No entanto, “naturalmente que não termos essa dimensão [5G] nos pode a prazo condicionar em termos de agenda digital”, referiu. “O que eu gostaria, em particular, é que, de facto, o processo terminasse tão rápido quanto possível para que possamos disponibilizar ao mercado” a quinta geração, acrescentou André de Aragão Azevedo. O secretário de Estado para a Transição Digital referiu que já há vários exemplos no 5G, com vários pilotos e várias empresas a publicitar, inclusivamente, ofertas comerciais nesta área.
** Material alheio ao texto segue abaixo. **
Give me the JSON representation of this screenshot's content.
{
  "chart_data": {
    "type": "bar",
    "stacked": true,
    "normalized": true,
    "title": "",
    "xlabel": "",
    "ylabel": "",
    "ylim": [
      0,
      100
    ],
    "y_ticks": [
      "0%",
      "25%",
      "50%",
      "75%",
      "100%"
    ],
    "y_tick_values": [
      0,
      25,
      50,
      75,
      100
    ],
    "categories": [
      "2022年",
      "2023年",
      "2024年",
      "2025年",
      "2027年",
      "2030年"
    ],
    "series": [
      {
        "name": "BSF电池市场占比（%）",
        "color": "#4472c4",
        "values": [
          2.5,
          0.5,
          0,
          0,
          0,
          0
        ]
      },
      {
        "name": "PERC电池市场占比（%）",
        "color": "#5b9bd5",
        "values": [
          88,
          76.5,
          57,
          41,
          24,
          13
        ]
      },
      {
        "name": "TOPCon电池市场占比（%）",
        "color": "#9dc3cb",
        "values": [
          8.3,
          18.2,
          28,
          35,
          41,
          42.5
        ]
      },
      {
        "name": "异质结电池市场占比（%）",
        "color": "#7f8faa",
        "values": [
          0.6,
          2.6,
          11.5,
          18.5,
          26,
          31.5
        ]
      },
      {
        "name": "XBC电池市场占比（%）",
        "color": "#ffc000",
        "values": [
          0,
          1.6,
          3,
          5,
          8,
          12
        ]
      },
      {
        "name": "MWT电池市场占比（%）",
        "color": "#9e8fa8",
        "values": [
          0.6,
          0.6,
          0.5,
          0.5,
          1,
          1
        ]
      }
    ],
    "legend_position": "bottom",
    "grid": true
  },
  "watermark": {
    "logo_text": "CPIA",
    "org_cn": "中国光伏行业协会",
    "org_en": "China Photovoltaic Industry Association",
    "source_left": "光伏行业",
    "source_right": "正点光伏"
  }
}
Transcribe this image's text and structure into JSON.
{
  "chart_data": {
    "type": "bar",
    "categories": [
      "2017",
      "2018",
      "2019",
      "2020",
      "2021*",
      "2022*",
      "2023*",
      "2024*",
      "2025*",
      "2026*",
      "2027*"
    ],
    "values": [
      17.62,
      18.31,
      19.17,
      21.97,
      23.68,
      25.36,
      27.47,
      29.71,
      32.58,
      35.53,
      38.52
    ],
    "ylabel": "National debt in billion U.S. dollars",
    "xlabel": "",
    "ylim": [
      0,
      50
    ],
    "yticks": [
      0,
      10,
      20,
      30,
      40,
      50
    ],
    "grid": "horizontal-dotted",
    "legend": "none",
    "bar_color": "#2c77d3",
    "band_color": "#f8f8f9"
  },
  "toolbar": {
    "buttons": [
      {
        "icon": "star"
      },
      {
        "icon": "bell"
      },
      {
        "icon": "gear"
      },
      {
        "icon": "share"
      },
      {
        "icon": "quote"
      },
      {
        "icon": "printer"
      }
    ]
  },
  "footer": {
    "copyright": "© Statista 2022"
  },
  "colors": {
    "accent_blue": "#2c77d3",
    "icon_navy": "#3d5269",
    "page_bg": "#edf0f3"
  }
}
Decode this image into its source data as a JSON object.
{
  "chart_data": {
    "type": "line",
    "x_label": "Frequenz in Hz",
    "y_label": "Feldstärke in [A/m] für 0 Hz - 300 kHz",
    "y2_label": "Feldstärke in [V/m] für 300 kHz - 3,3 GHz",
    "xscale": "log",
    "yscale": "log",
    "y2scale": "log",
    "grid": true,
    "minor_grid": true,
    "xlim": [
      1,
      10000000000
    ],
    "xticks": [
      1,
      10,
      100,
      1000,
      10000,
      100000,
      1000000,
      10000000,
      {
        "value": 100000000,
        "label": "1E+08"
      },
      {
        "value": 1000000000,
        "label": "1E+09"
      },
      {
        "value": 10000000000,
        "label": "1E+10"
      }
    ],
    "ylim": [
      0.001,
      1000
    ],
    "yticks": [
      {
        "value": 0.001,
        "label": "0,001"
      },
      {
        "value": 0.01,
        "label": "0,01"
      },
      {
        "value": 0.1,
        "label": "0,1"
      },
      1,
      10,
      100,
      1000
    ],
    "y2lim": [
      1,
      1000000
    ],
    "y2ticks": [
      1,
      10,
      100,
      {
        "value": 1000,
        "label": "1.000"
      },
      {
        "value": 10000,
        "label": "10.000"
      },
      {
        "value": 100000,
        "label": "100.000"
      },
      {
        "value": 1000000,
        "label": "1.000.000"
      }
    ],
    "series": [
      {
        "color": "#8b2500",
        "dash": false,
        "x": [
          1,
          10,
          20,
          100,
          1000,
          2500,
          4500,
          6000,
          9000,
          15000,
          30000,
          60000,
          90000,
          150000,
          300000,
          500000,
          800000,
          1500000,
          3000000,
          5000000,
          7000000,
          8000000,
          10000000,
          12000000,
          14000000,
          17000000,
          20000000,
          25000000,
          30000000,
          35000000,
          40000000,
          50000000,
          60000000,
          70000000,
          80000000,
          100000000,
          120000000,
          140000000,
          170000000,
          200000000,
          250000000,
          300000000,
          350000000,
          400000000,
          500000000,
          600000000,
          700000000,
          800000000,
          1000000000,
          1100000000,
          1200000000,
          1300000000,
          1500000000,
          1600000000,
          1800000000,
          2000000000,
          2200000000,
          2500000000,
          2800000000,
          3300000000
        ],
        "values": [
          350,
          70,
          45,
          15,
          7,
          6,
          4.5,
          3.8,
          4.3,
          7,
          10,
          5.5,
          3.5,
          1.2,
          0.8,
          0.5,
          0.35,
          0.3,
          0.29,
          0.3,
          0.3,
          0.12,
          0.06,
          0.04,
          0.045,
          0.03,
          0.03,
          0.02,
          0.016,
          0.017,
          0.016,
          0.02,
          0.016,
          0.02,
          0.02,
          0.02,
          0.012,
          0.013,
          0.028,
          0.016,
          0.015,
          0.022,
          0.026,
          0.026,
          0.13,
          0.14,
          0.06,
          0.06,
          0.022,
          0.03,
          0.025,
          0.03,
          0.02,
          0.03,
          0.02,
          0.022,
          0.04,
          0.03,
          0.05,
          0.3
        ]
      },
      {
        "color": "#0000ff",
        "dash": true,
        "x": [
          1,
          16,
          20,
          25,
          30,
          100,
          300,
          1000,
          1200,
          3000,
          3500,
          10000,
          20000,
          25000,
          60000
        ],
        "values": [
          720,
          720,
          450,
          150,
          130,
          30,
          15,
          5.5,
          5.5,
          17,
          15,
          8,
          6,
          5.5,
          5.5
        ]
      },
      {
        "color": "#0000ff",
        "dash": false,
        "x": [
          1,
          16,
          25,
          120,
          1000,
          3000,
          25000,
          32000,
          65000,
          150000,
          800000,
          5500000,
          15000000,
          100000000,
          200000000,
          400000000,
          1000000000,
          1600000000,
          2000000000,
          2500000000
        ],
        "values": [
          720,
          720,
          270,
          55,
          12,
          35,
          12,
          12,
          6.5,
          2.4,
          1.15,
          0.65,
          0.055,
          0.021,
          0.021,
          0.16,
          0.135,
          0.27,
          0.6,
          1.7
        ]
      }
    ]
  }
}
“Acho que será uma questão de semanas até que nós tenhamos este processo encerrado, mas temos um ecossistema que está muito condicionado por aquilo também que é o papel do regulador que nesta matéria tem sido soberano e é ele que lhe cabe a coordenação do processo e, portanto, eu não gostaria, uma vez que é um regulador independente, de fazer mais comentários sobre o processo”, rematou.
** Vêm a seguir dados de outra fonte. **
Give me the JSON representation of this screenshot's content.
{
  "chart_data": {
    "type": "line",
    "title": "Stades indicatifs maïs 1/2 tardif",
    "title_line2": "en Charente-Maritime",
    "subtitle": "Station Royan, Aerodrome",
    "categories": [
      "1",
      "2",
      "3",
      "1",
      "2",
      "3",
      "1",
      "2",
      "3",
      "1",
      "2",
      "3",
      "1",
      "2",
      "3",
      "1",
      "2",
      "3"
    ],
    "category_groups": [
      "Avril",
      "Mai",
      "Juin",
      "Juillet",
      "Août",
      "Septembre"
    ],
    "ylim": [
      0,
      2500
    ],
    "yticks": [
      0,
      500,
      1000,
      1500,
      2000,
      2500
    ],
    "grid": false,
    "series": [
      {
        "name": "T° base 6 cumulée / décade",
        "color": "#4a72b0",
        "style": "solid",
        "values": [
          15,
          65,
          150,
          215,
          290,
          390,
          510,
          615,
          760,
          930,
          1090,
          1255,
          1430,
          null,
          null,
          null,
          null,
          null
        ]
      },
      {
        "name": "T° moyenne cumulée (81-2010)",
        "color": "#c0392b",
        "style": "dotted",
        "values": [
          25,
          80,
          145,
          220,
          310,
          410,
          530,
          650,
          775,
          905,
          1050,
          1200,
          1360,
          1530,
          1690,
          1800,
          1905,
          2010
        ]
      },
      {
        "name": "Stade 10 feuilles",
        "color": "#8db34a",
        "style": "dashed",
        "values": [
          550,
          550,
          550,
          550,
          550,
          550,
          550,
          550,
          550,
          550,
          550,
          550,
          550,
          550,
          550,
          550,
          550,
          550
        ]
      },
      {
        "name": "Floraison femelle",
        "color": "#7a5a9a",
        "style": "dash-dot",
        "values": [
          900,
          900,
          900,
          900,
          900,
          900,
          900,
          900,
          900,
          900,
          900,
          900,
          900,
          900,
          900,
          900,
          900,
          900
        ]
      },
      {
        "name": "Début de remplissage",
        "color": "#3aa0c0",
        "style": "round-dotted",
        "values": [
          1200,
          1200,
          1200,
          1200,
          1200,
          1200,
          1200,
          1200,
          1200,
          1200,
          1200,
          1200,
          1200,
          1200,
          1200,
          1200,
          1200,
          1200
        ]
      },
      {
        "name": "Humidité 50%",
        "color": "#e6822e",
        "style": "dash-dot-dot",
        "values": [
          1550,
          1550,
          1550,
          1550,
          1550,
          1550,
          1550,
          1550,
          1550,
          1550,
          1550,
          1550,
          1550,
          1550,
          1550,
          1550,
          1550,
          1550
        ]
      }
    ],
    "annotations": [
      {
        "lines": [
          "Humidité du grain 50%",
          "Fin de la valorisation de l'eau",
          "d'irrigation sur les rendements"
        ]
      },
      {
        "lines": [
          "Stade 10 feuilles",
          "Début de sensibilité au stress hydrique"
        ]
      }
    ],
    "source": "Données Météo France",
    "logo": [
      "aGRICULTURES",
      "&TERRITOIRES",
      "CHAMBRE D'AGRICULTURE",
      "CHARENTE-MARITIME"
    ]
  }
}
A licitação principal do leilão 5G segue esta segunda-feira para o seu 110.º dia, depois de na sexta-feira ter encerrado com propostas de 323,8 milhões de euros.

Se o leilão principal, que dura há mais de cinco meses (arrancou em 14 de janeiro) e era esperado terminar até final do primeiro trimestre, tivesse ficado concluído no final da semana passada, o Estado teria arrecadado mais de 408 milhões de euros (valor que inclui a licitação dos novos entrantes de 84,3 milhões de euros), muito acima do montante indicativo de 237,9 milhões de euros.

No final de março, os serviços comerciais de 5G (quinta geração) estavam já disponíveis em 24 países da UE a 27, sendo que Portugal, cuja presidência da União Europeia termina este mês, ainda não tem.

A atribuição das licenças 5G esteve prevista para o primeiro trimestre, tendo em 08 de abril a Autoridade Nacional de Comunicações (Anacom) anunciado a decisão de um procedimento de alteração do respetivo regulamento para acelerar o leilão, o que foi amplamente criticado pelos operadores históricos.

Entretanto, o regulador aprovou no dia 31 de maio um projeto de alteração do regulamento do leilão 5G, de forma a acelerar o processo, tornando viável a realização de 12 rondas diárias, o que também está a ser alvo de contestação dos operadores.

O processo tem sido bastante contestado pelas operadoras históricas, envolvendo processos judiciais, providências cautelares e queixas a Bruxelas, considerando que o regulamento tem medidas “ilegais” e “discriminatórias”, o que incentiva ao desinvestimento.